Here I am sticking "wadding" on pots. Because the ash forms a glaze on pots, little balls of crumbly clay are needed to keep the pots from sticking to the floor or lids from being permanently stuck shut. My wadding recipe:

Stack of pottery

Refractory shelves (mine are nitride bonded silicon carbide) are set on posts, then more pots and posts, etc. There are 2 problems with this picture: the pots are not stacked nearly tight enough in the bottom, and I loaded one side first (rather than the back first). In my kiln, creating the right restriction to air flow is important to evening out the heat flow- so the pots should be stacked the same across the ware chamber.
Notice the colored "cones" at the bottom right. They melt at different "heat work". This is how we judge when pottery has been heated enough. These are placed high and low, on both sides of the kiln, and viewed through "spy holes".


Loading requires a nice long day for a couple/few people. I think this one was 14 hours- uggh. Here I am trying to place pots in just the right way, anticipating where flame and ash will hit them (my being vertically challenged doesn't help here).
I read a quote somewhere about this being the only form of art where the last part takes place on the other side of a brick wall, so you have to do what you can while you can! That last little thing for the pot is fun to do, but we all get grumpy when we're cold and tired.
When it's full, we build a brick wall over the chamber opening to close it off.


Pots, especially if they have not been "bisque" fired, need to be warmed very slowly. If the fire is too strong, then water in the clay can cause the pieces to explode. It doesn't only break one pot, but little pieces will get in other pots, stick in the glaze when it melts, and ruin them.
Ask me how I know about that.
The fire is started outside the firebox and the kiln is warmed and held at 200 F for several hours to dry the kiln and pots before the fire is built up.

Kiln front

Here you can see the "secondary air" inlets (closed off with bricks), as well as the "mouse holes"- which allow air into the floor of the firebox to burn down a bed of coals that might otherwise get too big and block the flame.
You can also see the shelves waiting to be used, and the form that was used to hold the bricks up while I made the arch over the ware chamber. Shamus is there to direct all activities... until he gets too cold.

Inside the firebox

You're looking at the "throat" in the firebox. Wood is added from the top of the "Bourry Box" style firebox, and air is drawn through the wood stack. The fire in this box burns "upside down"; any ash produced gets sucked into the firebox as it falls off the wood.
A word about design- most kilns have a "step" going up from the firebox to the ware chamber. This directs flame upward to even out the heat. My kiln doesn't have one- the effect is that I get a lot more ash effect on pots lower in the kiln, but I have to really stack pots in tight in the kiln bottom to even out the heat.
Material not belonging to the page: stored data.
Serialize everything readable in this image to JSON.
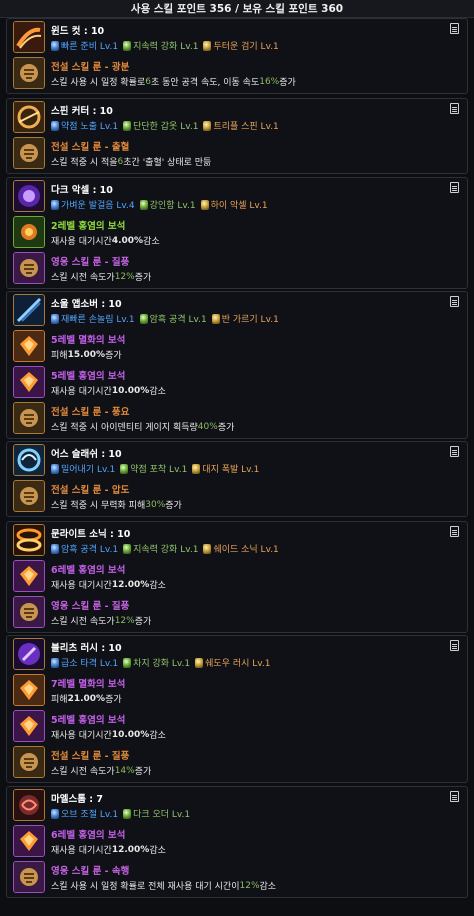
{
  "header": {
    "title": "사용 스킬 포인트 356 / 보유 스킬 포인트 360"
  },
  "colors": {
    "tripod_blue": "#4fa4ff",
    "tripod_green": "#8fc56a",
    "tripod_orange": "#e8a35a",
    "rune_orange": "#e0893a",
    "gem_purple": "#c25fe8"
  },
  "skills": [
    {
      "name": "윈드 컷 : 10",
      "icon": "wind-cut-icon",
      "tripods": [
        {
          "label": "빠른 준비 Lv.1",
          "tier": "blue"
        },
        {
          "label": "지속력 강화 Lv.1",
          "tier": "green"
        },
        {
          "label": "두터운 검기 Lv.1",
          "tier": "orange"
        }
      ],
      "details": [
        {
          "kind": "rune",
          "title": "전설 스킬 룬 - 광분",
          "desc_pre": "스킬 사용 시 일정 확률로 ",
          "desc_hl": "6",
          "desc_mid": "초 동안 공격 속도, 이동 속도 ",
          "desc_hl2": "16%",
          "desc_post": " 증가"
        }
      ]
    },
    {
      "name": "스핀 커터 : 10",
      "icon": "spin-cutter-icon",
      "tripods": [
        {
          "label": "약점 노출 Lv.1",
          "tier": "blue"
        },
        {
          "label": "단단한 갑옷 Lv.1",
          "tier": "green"
        },
        {
          "label": "트리플 스핀 Lv.1",
          "tier": "orange"
        }
      ],
      "details": [
        {
          "kind": "rune",
          "title": "전설 스킬 룬 - 출혈",
          "desc_pre": "스킬 적중 시 적을 ",
          "desc_hl": "6",
          "desc_mid": "초간 '출혈' 상태로 만듦",
          "desc_hl2": "",
          "desc_post": ""
        }
      ]
    },
    {
      "name": "다크 악셀 : 10",
      "icon": "dark-axel-icon",
      "tripods": [
        {
          "label": "가벼운 발걸음 Lv.4",
          "tier": "blue"
        },
        {
          "label": "강인함 Lv.1",
          "tier": "green"
        },
        {
          "label": "하이 악셀 Lv.1",
          "tier": "orange"
        }
      ],
      "details": [
        {
          "kind": "gem-green",
          "title": "2레벨 홍염의 보석",
          "desc_pre": "재사용 대기시간 ",
          "desc_hl": "4.00%",
          "desc_mid": " 감소",
          "desc_hl2": "",
          "desc_post": ""
        },
        {
          "kind": "rune-purple",
          "title": "영웅 스킬 룬 - 질풍",
          "desc_pre": "스킬 시전 속도가 ",
          "desc_hl": "12%",
          "desc_mid": " 증가",
          "desc_hl2": "",
          "desc_post": ""
        }
      ]
    },
    {
      "name": "소울 앱소버 : 10",
      "icon": "soul-absorber-icon",
      "tripods": [
        {
          "label": "재빠른 손놀림 Lv.1",
          "tier": "blue"
        },
        {
          "label": "암흑 공격 Lv.1",
          "tier": "green"
        },
        {
          "label": "반 가르기 Lv.1",
          "tier": "orange"
        }
      ],
      "details": [
        {
          "kind": "gem-orange",
          "title": "5레벨 멸화의 보석",
          "desc_pre": "피해 ",
          "desc_hl": "15.00%",
          "desc_mid": " 증가",
          "desc_hl2": "",
          "desc_post": ""
        },
        {
          "kind": "gem-purple",
          "title": "5레벨 홍염의 보석",
          "desc_pre": "재사용 대기시간 ",
          "desc_hl": "10.00%",
          "desc_mid": " 감소",
          "desc_hl2": "",
          "desc_post": ""
        },
        {
          "kind": "rune",
          "title": "전설 스킬 룬 - 풍요",
          "desc_pre": "스킬 적중 시 아이덴티티 게이지 획득량 ",
          "desc_hl": "40%",
          "desc_mid": " 증가",
          "desc_hl2": "",
          "desc_post": ""
        }
      ]
    },
    {
      "name": "어스 슬래쉬 : 10",
      "icon": "earth-slash-icon",
      "tripods": [
        {
          "label": "밀어내기 Lv.1",
          "tier": "blue"
        },
        {
          "label": "약점 포착 Lv.1",
          "tier": "green"
        },
        {
          "label": "대지 폭발 Lv.1",
          "tier": "orange"
        }
      ],
      "details": [
        {
          "kind": "rune",
          "title": "전설 스킬 룬 - 압도",
          "desc_pre": "스킬 적중 시 무력화 피해 ",
          "desc_hl": "30%",
          "desc_mid": " 증가",
          "desc_hl2": "",
          "desc_post": ""
        }
      ]
    },
    {
      "name": "문라이트 소닉 : 10",
      "icon": "moonlight-sonic-icon",
      "tripods": [
        {
          "label": "암흑 공격 Lv.1",
          "tier": "blue"
        },
        {
          "label": "지속력 강화 Lv.1",
          "tier": "green"
        },
        {
          "label": "쉐이드 소닉 Lv.1",
          "tier": "orange"
        }
      ],
      "details": [
        {
          "kind": "gem-purple",
          "title": "6레벨 홍염의 보석",
          "desc_pre": "재사용 대기시간 ",
          "desc_hl": "12.00%",
          "desc_mid": " 감소",
          "desc_hl2": "",
          "desc_post": ""
        },
        {
          "kind": "rune-purple",
          "title": "영웅 스킬 룬 - 질풍",
          "desc_pre": "스킬 시전 속도가 ",
          "desc_hl": "12%",
          "desc_mid": " 증가",
          "desc_hl2": "",
          "desc_post": ""
        }
      ]
    },
    {
      "name": "블리츠 러시 : 10",
      "icon": "blitz-rush-icon",
      "tripods": [
        {
          "label": "급소 타격 Lv.1",
          "tier": "blue"
        },
        {
          "label": "차지 강화 Lv.1",
          "tier": "green"
        },
        {
          "label": "쉐도우 러시 Lv.1",
          "tier": "orange"
        }
      ],
      "details": [
        {
          "kind": "gem-orange",
          "title": "7레벨 멸화의 보석",
          "desc_pre": "피해 ",
          "desc_hl": "21.00%",
          "desc_mid": " 증가",
          "desc_hl2": "",
          "desc_post": ""
        },
        {
          "kind": "gem-purple",
          "title": "5레벨 홍염의 보석",
          "desc_pre": "재사용 대기시간 ",
          "desc_hl": "10.00%",
          "desc_mid": " 감소",
          "desc_hl2": "",
          "desc_post": ""
        },
        {
          "kind": "rune",
          "title": "전설 스킬 룬 - 질풍",
          "desc_pre": "스킬 시전 속도가 ",
          "desc_hl": "14%",
          "desc_mid": " 증가",
          "desc_hl2": "",
          "desc_post": ""
        }
      ]
    },
    {
      "name": "마엘스톰 : 7",
      "icon": "maelstrom-icon",
      "tripods": [
        {
          "label": "오브 조절 Lv.1",
          "tier": "blue"
        },
        {
          "label": "다크 오더 Lv.1",
          "tier": "green"
        }
      ],
      "details": [
        {
          "kind": "gem-purple",
          "title": "6레벨 홍염의 보석",
          "desc_pre": "재사용 대기시간 ",
          "desc_hl": "12.00%",
          "desc_mid": " 감소",
          "desc_hl2": "",
          "desc_post": ""
        },
        {
          "kind": "rune-purple",
          "title": "영웅 스킬 룬 - 속행",
          "desc_pre": "스킬 사용 시 일정 확률로 전체 재사용 대기 시간이 ",
          "desc_hl": "12%",
          "desc_mid": " 감소",
          "desc_hl2": "",
          "desc_post": ""
        }
      ]
    }
  ]
}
Here's the firebox opening (you can't see Rachel the pottery hippy holding it open).
A word about pottery hippies If you have a kiln with some extra space, then go get yourself some pottery hippies. First they'll help fill it up, then they'll drink macha tea and form a drum circle, or whatever, while you get a few hours of much needed shuteye.


Here's my buddy Dave sleeping in his hammock next to the chimney. Dave woke up while it was about 130 F back there. "Dude- why's it so sticky out here?". Gee- I dunno Dave.

Rachel and Mike

Staying up, burnin stuff, talking about music festivals.

Top fire

The chimney is 15' high, and flame blows 3' out when we're at top fire. It lights up my yard pretty well. Last firing, someone called the fire department because he thought we had a chimney fire in our house. The firemen and police actually thought it was very cool and came up to see it.
Everyone like fire, right?
We have fired the kiln in as few as 18 hours, or as many as 36 hours. In that time we burn up to 2 cord of wood.